A United Methodist pastor was convicted Monday of breaking church law for presiding over his son's 2007 same-sex marriage in Massachusetts. The jury will reconvene Tuesday morning in southeastern Pennsylvania for the penalty phase which could range from a reprimand to "losing his credentials."
The Rev. Frank Schaefer, 51, entered a plea of not guilty as the trial began on Monday. He could have avoided the trial altogether if he had agreed to never again perform a same-sex wedding but he refused because three of his four children are gay.
Tim Schaefer, 29, at whose wedding his father officiated, knew asking his dad to perform the wedding ceremony might create trouble. "I remember thinking I have two choices: I can ask my dad and know I am putting him in a position ... where he would risk his career, or I could not ask my dad and really risk hurting his feelings. I think he would have been devastated if I hadn't asked him," he said.

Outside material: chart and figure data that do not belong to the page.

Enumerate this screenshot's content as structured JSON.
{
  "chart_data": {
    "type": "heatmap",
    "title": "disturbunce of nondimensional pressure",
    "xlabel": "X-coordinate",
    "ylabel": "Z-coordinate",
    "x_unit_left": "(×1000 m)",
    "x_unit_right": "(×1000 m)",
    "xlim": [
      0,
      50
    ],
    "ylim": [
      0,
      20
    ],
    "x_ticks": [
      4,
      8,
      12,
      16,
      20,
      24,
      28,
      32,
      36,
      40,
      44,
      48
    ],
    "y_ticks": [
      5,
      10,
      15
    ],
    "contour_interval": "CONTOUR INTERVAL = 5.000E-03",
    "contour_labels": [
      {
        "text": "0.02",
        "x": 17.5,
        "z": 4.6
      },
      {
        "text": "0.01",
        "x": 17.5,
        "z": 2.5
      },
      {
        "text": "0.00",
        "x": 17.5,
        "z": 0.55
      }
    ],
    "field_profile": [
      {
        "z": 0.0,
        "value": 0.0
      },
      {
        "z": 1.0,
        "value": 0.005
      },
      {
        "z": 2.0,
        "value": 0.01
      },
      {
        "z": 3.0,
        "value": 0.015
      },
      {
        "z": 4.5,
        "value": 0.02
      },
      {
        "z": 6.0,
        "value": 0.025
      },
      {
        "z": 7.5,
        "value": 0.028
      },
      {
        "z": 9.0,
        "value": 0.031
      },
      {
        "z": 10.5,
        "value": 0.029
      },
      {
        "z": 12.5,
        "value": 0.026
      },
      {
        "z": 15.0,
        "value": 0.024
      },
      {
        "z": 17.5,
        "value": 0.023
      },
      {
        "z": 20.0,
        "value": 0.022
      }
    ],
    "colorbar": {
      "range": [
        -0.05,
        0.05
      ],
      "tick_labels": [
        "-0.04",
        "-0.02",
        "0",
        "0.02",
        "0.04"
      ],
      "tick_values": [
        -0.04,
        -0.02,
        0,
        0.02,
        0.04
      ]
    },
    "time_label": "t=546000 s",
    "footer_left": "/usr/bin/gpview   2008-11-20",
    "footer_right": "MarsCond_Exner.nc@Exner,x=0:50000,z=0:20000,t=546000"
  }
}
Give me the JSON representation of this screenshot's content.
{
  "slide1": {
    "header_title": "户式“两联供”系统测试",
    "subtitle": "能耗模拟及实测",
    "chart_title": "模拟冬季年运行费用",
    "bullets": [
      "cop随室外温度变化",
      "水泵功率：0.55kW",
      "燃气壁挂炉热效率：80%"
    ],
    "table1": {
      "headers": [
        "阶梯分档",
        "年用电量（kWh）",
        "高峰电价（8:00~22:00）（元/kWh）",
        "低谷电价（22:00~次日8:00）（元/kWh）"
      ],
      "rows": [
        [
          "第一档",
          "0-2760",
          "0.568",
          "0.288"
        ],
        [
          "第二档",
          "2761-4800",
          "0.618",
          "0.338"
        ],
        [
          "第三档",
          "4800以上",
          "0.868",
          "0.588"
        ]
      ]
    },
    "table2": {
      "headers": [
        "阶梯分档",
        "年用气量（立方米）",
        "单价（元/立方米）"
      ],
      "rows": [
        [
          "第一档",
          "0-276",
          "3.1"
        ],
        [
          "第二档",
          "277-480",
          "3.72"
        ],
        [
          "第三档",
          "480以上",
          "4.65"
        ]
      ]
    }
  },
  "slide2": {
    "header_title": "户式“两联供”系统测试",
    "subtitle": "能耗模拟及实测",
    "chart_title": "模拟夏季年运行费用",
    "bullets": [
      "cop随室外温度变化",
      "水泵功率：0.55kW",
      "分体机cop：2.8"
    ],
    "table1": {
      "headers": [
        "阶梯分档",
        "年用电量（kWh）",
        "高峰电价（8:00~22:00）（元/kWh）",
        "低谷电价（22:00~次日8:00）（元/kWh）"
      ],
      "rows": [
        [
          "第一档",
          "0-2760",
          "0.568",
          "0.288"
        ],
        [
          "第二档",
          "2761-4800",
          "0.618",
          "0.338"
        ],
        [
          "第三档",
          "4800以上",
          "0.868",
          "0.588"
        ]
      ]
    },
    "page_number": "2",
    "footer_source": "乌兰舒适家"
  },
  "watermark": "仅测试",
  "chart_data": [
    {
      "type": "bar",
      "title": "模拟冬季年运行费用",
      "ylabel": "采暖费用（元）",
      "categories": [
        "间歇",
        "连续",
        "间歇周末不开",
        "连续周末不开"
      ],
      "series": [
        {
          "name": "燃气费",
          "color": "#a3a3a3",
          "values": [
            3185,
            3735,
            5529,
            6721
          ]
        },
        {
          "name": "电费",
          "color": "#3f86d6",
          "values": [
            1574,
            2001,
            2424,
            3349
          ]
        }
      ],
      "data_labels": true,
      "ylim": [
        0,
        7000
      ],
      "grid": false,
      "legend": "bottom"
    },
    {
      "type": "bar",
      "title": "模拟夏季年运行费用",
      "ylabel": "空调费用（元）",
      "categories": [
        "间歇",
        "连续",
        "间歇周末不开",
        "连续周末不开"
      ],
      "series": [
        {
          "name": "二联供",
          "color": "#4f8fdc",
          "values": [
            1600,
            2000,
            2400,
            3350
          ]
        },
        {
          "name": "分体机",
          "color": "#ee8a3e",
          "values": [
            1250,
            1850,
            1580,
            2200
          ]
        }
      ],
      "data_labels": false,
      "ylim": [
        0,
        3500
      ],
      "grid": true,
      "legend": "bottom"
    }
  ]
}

Rev. Shaefer testified on Monday that he did inform his superiors in the United Methodist Church both before and after performing the ceremony. And while he did choose to keep the information from his Lebanon, Pa. congregation, it was only because he worried it would cause trouble for his family. "I just wanted this to be a beautiful family affair," Shaefer said, "and it was that."

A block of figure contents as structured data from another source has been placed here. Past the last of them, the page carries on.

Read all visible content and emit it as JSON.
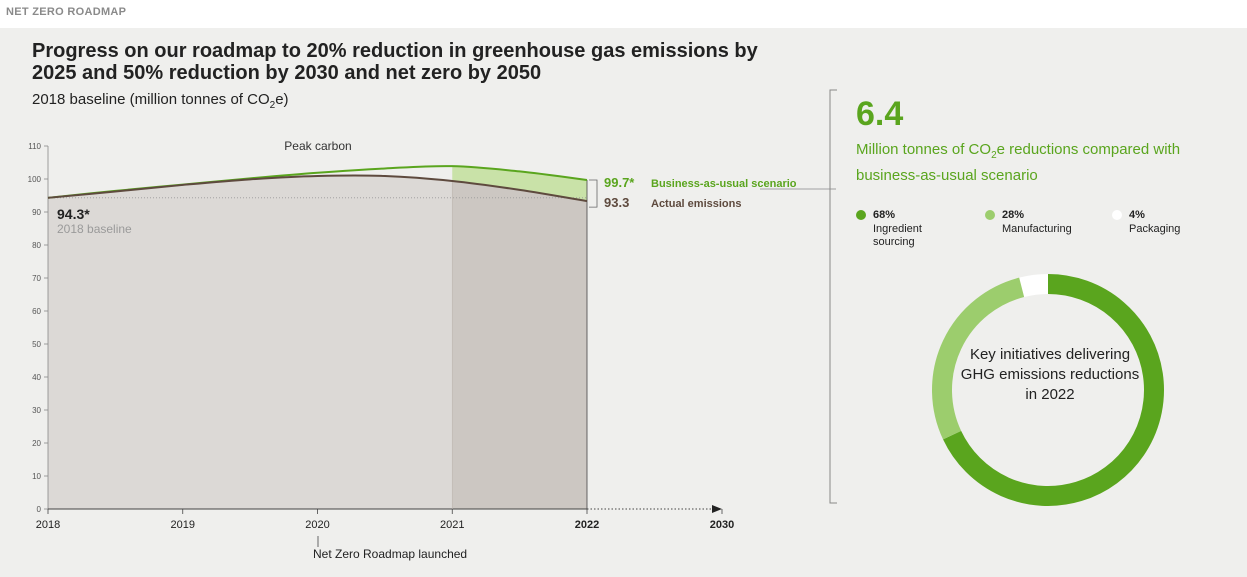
{
  "header": {
    "section_label": "NET ZERO ROADMAP"
  },
  "colors": {
    "bau_green": "#5aa51e",
    "bau_fill": "#c9e2a8",
    "actual_brown": "#5e4a3e",
    "area_fill": "#dcd9d6",
    "area_fill_dark": "#ccc7c2",
    "manufacturing_green": "#9ccd6d",
    "packaging_white": "#ffffff"
  },
  "chart_data": {
    "type": "area",
    "title": "Progress on our roadmap to 20% reduction in greenhouse gas emissions by 2025 and 50% reduction by 2030 and net zero by 2050",
    "subtitle_prefix": "2018 baseline (million tonnes of CO",
    "subtitle_sub": "2",
    "subtitle_suffix": "e)",
    "ylim": [
      0,
      110
    ],
    "yticks": [
      "0",
      "10",
      "20",
      "30",
      "40",
      "50",
      "60",
      "70",
      "80",
      "90",
      "100",
      "110"
    ],
    "xticks": [
      "2018",
      "2019",
      "2020",
      "2021",
      "2022",
      "2030"
    ],
    "series": [
      {
        "name": "Business-as-usual scenario",
        "x": [
          2018,
          2018.5,
          2019,
          2019.5,
          2020,
          2020.5,
          2021,
          2021.5,
          2022
        ],
        "values": [
          94.3,
          96.4,
          98.3,
          100.2,
          101.9,
          103.2,
          103.9,
          102.3,
          99.7
        ]
      },
      {
        "name": "Actual emissions",
        "x": [
          2018,
          2018.5,
          2019,
          2019.5,
          2020,
          2020.5,
          2021,
          2021.5,
          2022
        ],
        "values": [
          94.3,
          96.2,
          98.2,
          99.9,
          100.9,
          100.9,
          99.4,
          96.7,
          93.3
        ]
      }
    ],
    "annotations": {
      "peak_label": "Peak carbon",
      "baseline_value": "94.3*",
      "baseline_label": "2018 baseline",
      "bau_value": "99.7*",
      "bau_label": "Business-as-usual scenario",
      "actual_value": "93.3",
      "actual_label": "Actual emissions",
      "launch_label": "Net Zero Roadmap launched"
    }
  },
  "summary": {
    "value": "6.4",
    "caption_prefix": "Million tonnes of CO",
    "caption_sub": "2",
    "caption_suffix": "e reductions compared with business-as-usual scenario"
  },
  "donut": {
    "center_text": "Key initiatives delivering GHG emissions reductions in 2022",
    "segments": [
      {
        "pct": "68%",
        "label": "Ingredient sourcing",
        "value": 68
      },
      {
        "pct": "28%",
        "label": "Manufacturing",
        "value": 28
      },
      {
        "pct": "4%",
        "label": "Packaging",
        "value": 4
      }
    ]
  }
}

Shaefer faced no discipline until this April, when one of his congregants, Jon Boger, learned of the ceremony and filed a complaint less than a month before the church's six-year statute of limitations was set to expire. Boger was the church's sole witness in Monday's trial.
"When pastors take the law of the church in their own hand ... it undermines their own credibility as a leader and also undermines the integrity of the church as a whole," Boger said.
He said he understood Schafer's motivation.
"It's his son. He loves his son. In a way I felt bad for him," Boger said. "But he's also shown no remorse or repentance, nor has he apologized to anyone."
When Schaefer chose to hide the marriage from the congregation, Boger said, "It was a lie and a broken covenant."
Testifying in his defense, the pastor told the jury that he broke the rules out of love for his son. Though actively disobeying the Methodist Book of Discipline, Shaefer added that he still felt he was "obeying God's command to minister to everyone."